If I were a rich man, I would immediately order at least a thousand copies of Orthodox Constructions of the West and send them to every serious Christian academic library. Then I would order another thousand copies or so and send them to various ecumenical institutions and leaders around the world. After that I'd start sending copies to anyone and everyone who has ever commented on or thought about Orthodox-Catholic relations, Christian history, the historiographical process, Byzantium, liturgical history, and much else.

Edited by Fordham's two Orthodox theologians, George Demacopoulos and Aristotle Papanikolaou, this book is the collected proceedings of a 2010 conference held there under the same title. It is a goldmine of insights and wonderfully refreshing blunt talk, making it an excellent book for the scholar and general reader alike. I thought I would dip into articles individually to give you a taste of what to expect, but only a taste because you need to buy and read this book. 

Naturally enough, even before reading the introduction, I turned immediately to the chapter by the philosopher (and Greek Orthodox priest) John Panteleimon Manoussakis, "Primacy and Ecclesiology: the State of the Question." It is a short article, and was given at a conference nearly a year before my own Orthodoxy and the Roman Papacy: Ut Unum Sint and the Prospects of East-West Unity was published so it is not (unlike my book) a comprehensive coverage of the question, but it is very valuable nonetheless. I greatly enjoyed the author's take-no-prisoners approach. He comes out swinging: "the phenomenon of antipapism, understood as the denial of a primus for the Universal Church and the elevation of such a denial to a trait that allegedly identifies the whole Orthodox Church, is, properly speaking, heretical" (229). He notes that for too many would-be defenders of Orthodoxy--Manoussakis focuses almost entirely on contemporary figures in the Greek Church--"heresy is all they see" when looking Westward.

What I found especially depressing was how recent some of the attitudes are. E.g., a 2010 statement of a conference in Greece at which several metropolitans of the Church were present makes the demonstrably foolish claim that there is no theological justification at all for any kind of primacy in the Church. Obviously, as I wrote sarcastically in the margins of the book, Metropolitan John Zizioulas did not get this memo--nor the dozens of other Orthodox theologians I surveyed. Zizioulas, precisely one of the finest theological minds of contemporary Greek Orthodoxy, has been arguing cogently for decades in a variety of books and articles that primacy and synodality stand or fall together, and no Church properly so called can function except with both primacy and synodality exercised together. For hierarchs trying to argue otherwise reveals an ignorance of their own tradition, which is truly intolerable.
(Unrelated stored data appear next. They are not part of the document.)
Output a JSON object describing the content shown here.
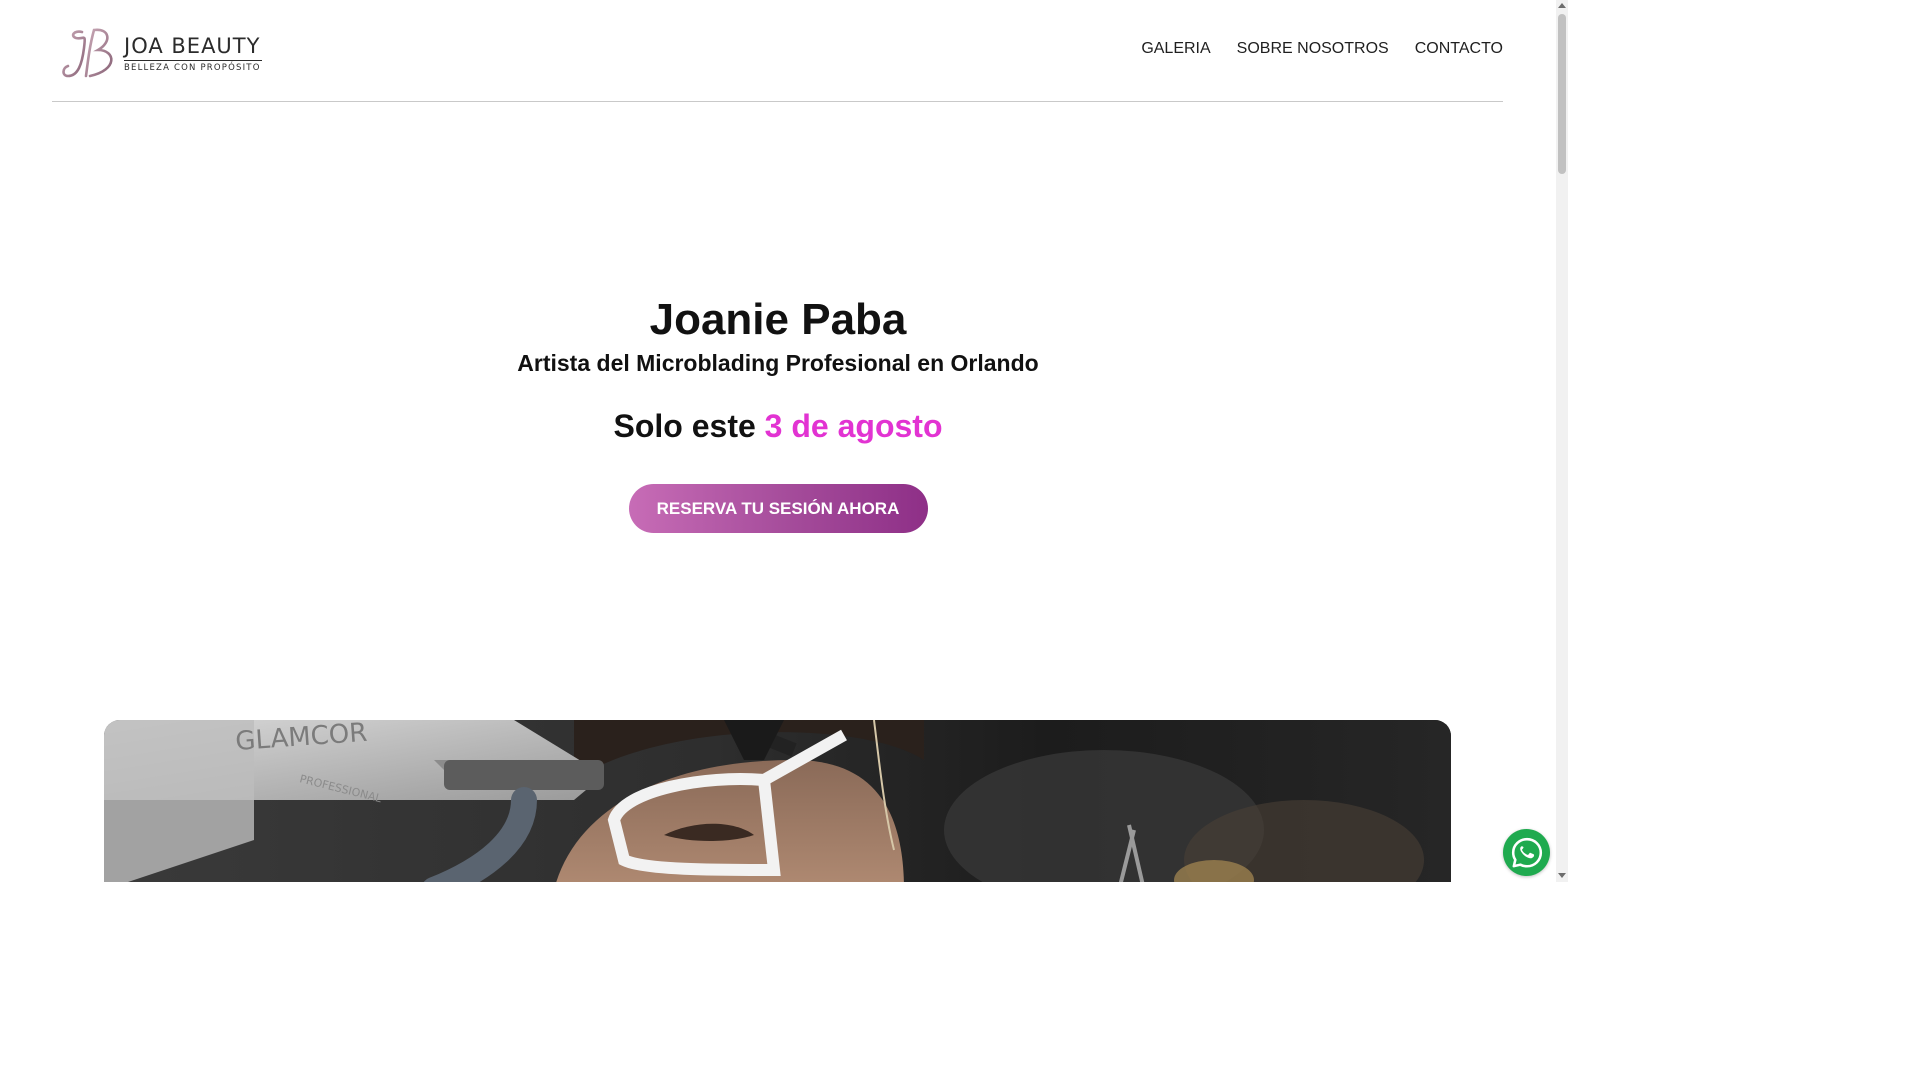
{
  "brand": {
    "title": "JOA BEAUTY",
    "tagline": "BELLEZA CON PROPÓSITO",
    "logo_icon": "jb-monogram-icon"
  },
  "nav": {
    "items": [
      {
        "label": "GALERIA"
      },
      {
        "label": "SOBRE NOSOTROS"
      },
      {
        "label": "CONTACTO"
      }
    ]
  },
  "hero": {
    "name": "Joanie Paba",
    "subtitle": "Artista del Microblading Profesional en Orlando",
    "date_prefix": "Solo este",
    "date_highlight": "3 de agosto",
    "cta_label": "RESERVA TU SESIÓN AHORA"
  },
  "photo": {
    "device_text_1": "GLAMCOR",
    "device_text_2": "PROFESSIONAL"
  },
  "floating": {
    "whatsapp_icon": "whatsapp-icon"
  },
  "colors": {
    "accent_pink": "#e233d2",
    "cta_gradient_start": "#c76cb6",
    "cta_gradient_end": "#8e2f87",
    "whatsapp_green": "#1faa4f"
  }
}
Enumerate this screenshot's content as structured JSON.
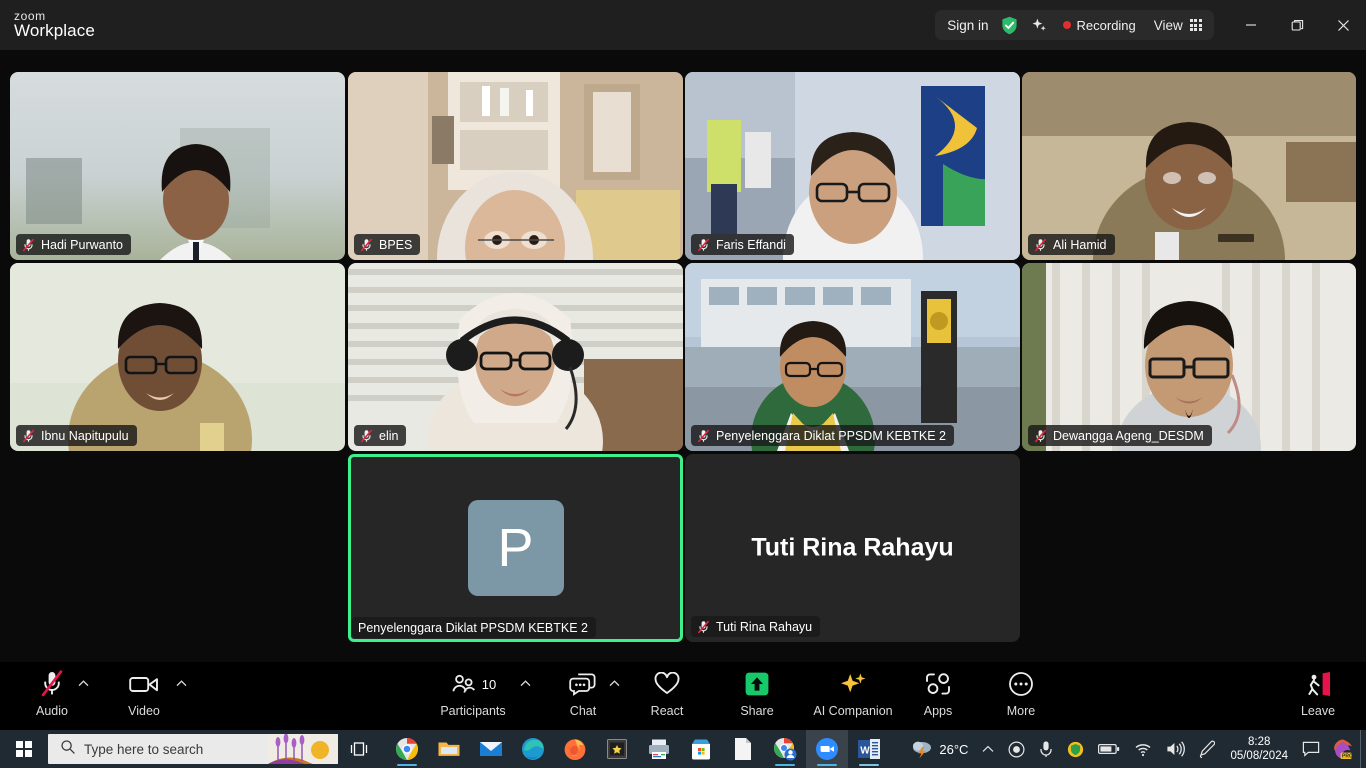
{
  "app": {
    "logo_top": "zoom",
    "logo_bottom": "Workplace"
  },
  "titlebar": {
    "sign_in_label": "Sign in",
    "shield_icon": "verified-shield-icon",
    "sparkle_icon": "ai-sparkle-icon",
    "recording_label": "Recording",
    "recording_dot_color": "#e02f2f",
    "view_label": "View",
    "view_grid_icon": "grid-view-icon",
    "minimize_icon": "minimize-icon",
    "restore_icon": "restore-icon",
    "close_icon": "close-icon"
  },
  "participants": [
    {
      "name": "Hadi Purwanto",
      "muted": true,
      "video": true,
      "speaking": false
    },
    {
      "name": "BPES",
      "muted": true,
      "video": true,
      "speaking": false
    },
    {
      "name": "Faris Effandi",
      "muted": true,
      "video": true,
      "speaking": false
    },
    {
      "name": "Ali Hamid",
      "muted": true,
      "video": true,
      "speaking": false
    },
    {
      "name": "Ibnu Napitupulu",
      "muted": true,
      "video": true,
      "speaking": false
    },
    {
      "name": "elin",
      "muted": true,
      "video": true,
      "speaking": false
    },
    {
      "name": "Penyelenggara Diklat PPSDM KEBTKE 2",
      "muted": true,
      "video": true,
      "speaking": false
    },
    {
      "name": "Dewangga Ageng_DESDM",
      "muted": true,
      "video": true,
      "speaking": false
    },
    {
      "name": "Penyelenggara Diklat PPSDM KEBTKE 2",
      "muted": false,
      "video": false,
      "speaking": true,
      "avatar_letter": "P"
    },
    {
      "name": "Tuti Rina Rahayu",
      "muted": true,
      "video": false,
      "speaking": false,
      "display_name_large": "Tuti Rina Rahayu"
    }
  ],
  "speaking_border_color": "#3ef08c",
  "toolbar": {
    "audio": {
      "label": "Audio",
      "icon": "mic-muted-icon",
      "has_caret": true,
      "muted": true
    },
    "video": {
      "label": "Video",
      "icon": "camera-icon",
      "has_caret": true
    },
    "participants": {
      "label": "Participants",
      "icon": "people-icon",
      "count": "10",
      "has_caret": true
    },
    "chat": {
      "label": "Chat",
      "icon": "chat-bubble-icon",
      "has_caret": true
    },
    "react": {
      "label": "React",
      "icon": "heart-icon"
    },
    "share": {
      "label": "Share",
      "icon": "share-screen-icon",
      "accent": "#18c96a"
    },
    "ai_companion": {
      "label": "AI Companion",
      "icon": "ai-sparkle-icon",
      "accent": "#f5c33b"
    },
    "apps": {
      "label": "Apps",
      "icon": "apps-icon"
    },
    "more": {
      "label": "More",
      "icon": "more-ellipsis-icon"
    },
    "leave": {
      "label": "Leave",
      "icon": "leave-door-icon",
      "accent": "#e8134b"
    }
  },
  "taskbar": {
    "start_icon": "windows-start-icon",
    "search_placeholder": "Type here to search",
    "search_icon": "magnifier-icon",
    "task_view_icon": "task-view-icon",
    "apps": [
      {
        "name": "chrome-icon",
        "running": true
      },
      {
        "name": "file-explorer-icon",
        "running": false
      },
      {
        "name": "mail-icon",
        "running": false
      },
      {
        "name": "edge-icon",
        "running": false
      },
      {
        "name": "firefox-icon",
        "running": false
      },
      {
        "name": "archive-icon",
        "running": false
      },
      {
        "name": "printer-icon",
        "running": false
      },
      {
        "name": "microsoft-store-icon",
        "running": false
      },
      {
        "name": "document-icon",
        "running": false
      },
      {
        "name": "chrome-profile-icon",
        "running": true
      },
      {
        "name": "zoom-icon",
        "running": true,
        "active": true
      },
      {
        "name": "word-icon",
        "running": true
      }
    ],
    "tray": {
      "weather_icon": "weather-cloud-lightning-icon",
      "temperature": "26°C",
      "overflow_icon": "chevron-up-icon",
      "record_icon": "record-circle-icon",
      "mic_icon": "microphone-icon",
      "security_icon": "security-shield-icon",
      "battery_icon": "battery-icon",
      "wifi_icon": "wifi-icon",
      "volume_icon": "volume-icon",
      "pen_icon": "pen-icon",
      "time": "8:28",
      "date": "05/08/2024",
      "notification_icon": "notification-icon",
      "copilot_icon": "copilot-pro-icon"
    }
  }
}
You can say whatever you want about Catholicism; but when you try telling me what Orthodoxy is or stands for when it can easily be proven otherwise, you've just revealed yourself as a completely unserious person.

The author gives other examples of what he calls the "rogue fanaticism of para-ecclesial groups" (239) before showing how they do not even understand the very Orthodoxy they purport to defend. He himself has no patience for them, and instead sets forth in a calm and lucid fashion some of the principles needed for the proper understanding of primacy. The whole essay, while short (he tells me via e-mail that he has a longer work coming out in 2014, For the Unity of All: Contributions to the Theological Dialogue between the Catholic and Orthodox Churches, for which I will be eagerly watching in the new year) is a wonderfully bracing blast of the cool air of reason.

In Part II: comments on the introduction and Robert Taft's essay. Stay tuned. In the meantime, buy this book, which deserves the widest possible audience. 

1 comment:

  1. Thank you for this, I look forward to purchasing it -- along with a couple of other works I found following your links. I have a great fondness for the Western Fathers, including St Augustine, and am always interested in serious reflection on their place in Orthodox tradition and life. This promises to be a good tool in that delightful process!